Russia’s Gazprombank expects that the Central Bank of Azerbaijan (CBA), taking into account increased inflationary risks, will continue to raise the refinancing rate by 25 base points to 8.25% in December, said Gulnara Khaidarshina, deputy head of research at Gazprombank, chief CIS economist, Report informs.
“At its scheduled meeting on Friday, the CBAR resumed its cycle of refinancing rate hikes with a 25 bps increase to 8%. We expected the rate to remain unchanged amid an ongoing positive dynamic of deposits in the national currency and a decrease in the dollarization of deposits, with a likely adjustment of the interest rate corridor.
In addition, in order to fine-tune monetary conditions, the Central Bank of Azerbaijan raised the lower bound of the interest corridor by 1 pp to 5%, while maintaining the upper bound at 9.25%. This will enhance the CBAR’s ability to regulate lending activity in the economy,” she noted.
Commenting on the balance of risks in the economy, the CBAR noted that inflationary pressure continues in Azerbaijan, as is the case in most CIS countries, and that actual inflation is being affected by inflationary processes in key trading partners. The Central Bank noted that supply factors, which are the main drivers of inflation, are stable. In this regard, the year-end inflation forecast was raised.
“At the same time, the CBAR still expects deceleration of inflation in 2023,” she said.
The CBAR mentioned the following key arguments in favor of raising the rate:
-Azerbaijan's economy continues to recover, with the non-oil and gas sector being the main driver. The CBAR reported that all components of aggregate demand are creating conditions for maintenance of high economic activity. In 9M22, Azerbaijan's economy grew by 5.6% YoY (vs. 4.8% YoY over the same period last year), while the figure in the non-oil and gas sector reached 10.1% YoY. The Central Bank noted that tourism and catering (+74% YoY), transport and storage (+27.2% YoY), information and communications (+15.5% YoY) and construction (+13.3 YoY) showed the largest growth in the non-oil and gas sector of the economy, while investment in the latter increased by 18.1% YoY in 9M22. At the same time, the Central Bank emphasized that the increase in state budget spending following the recent revision will provide additional support to economic activity in 2023.
-Demand for loans remains high amid strong economic activity. According to the Central Bank, investment in lending by banks and non-bank credit organizations increased by 3% MoM in September and 23.5% compared with the same month last year.
-Inflation has accelerated since the September meeting. In September, annual inflation reached 15.6% YoY, while average annual inflation reached 13.4% YoY. The CBAR noted that the greatest inflationary pressure is being observed in the food segment, the contribution of which to annual inflation in September amounted to 9.4 pps. At the same time, the contributions of non-food products and services were less significant at 2.5 pps and 3.7 pps, respectively. The Central Bank’s analysis of factors driving consumer price growth showed the decisive influence of imported inflation, which is leading to a higher cost of production.

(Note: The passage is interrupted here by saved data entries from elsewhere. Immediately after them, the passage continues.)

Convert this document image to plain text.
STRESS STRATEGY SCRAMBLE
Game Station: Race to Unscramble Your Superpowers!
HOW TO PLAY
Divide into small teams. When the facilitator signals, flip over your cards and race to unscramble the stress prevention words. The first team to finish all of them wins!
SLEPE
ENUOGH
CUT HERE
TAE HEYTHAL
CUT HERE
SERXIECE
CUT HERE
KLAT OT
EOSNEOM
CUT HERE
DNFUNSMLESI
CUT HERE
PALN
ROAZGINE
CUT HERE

-Inflation expectations remain high. September polls showed that 20% of households expect inflation to accelerate over the next 12 months. At the same time, inflation expectations among enterprises in the non-oil industrial, trade and construction sectors increased.
The CBAR also noted a persisting disinflationary effect from an increase of the nominal effective exchange rate and the activation of instruments to sterilize liquidity in the banking system. The effect of decisions to normalize monetary conditions made in 2022 will materialize over the remaining months of this year, as well as in 2023.
“Commenting on the balance of risks in the economy, the CBAR noted that the latter is mainly being influenced by external factors. The IMF’s global inflation outlook for 2022-2023 provides grounds to expect higher price growth than previously forecasted. On the other hand, the greater likelihood of a recession in the global economy may lead to heightened volatility in financial and commodity markets. At the same time, the Central Bank stressed that domestic macroeconomic policy will be aimed at mitigating these risks (including through the introduction of a fiscal rule). This will also be facilitated by ongoing improvement of the operational framework of monetary policy,” she added.
The CBAR did not provide any signals regarding the trajectory of the refinancing rate, although it did indicate a possible further narrowing of the interest rate corridor, which would also tighten monetary conditions.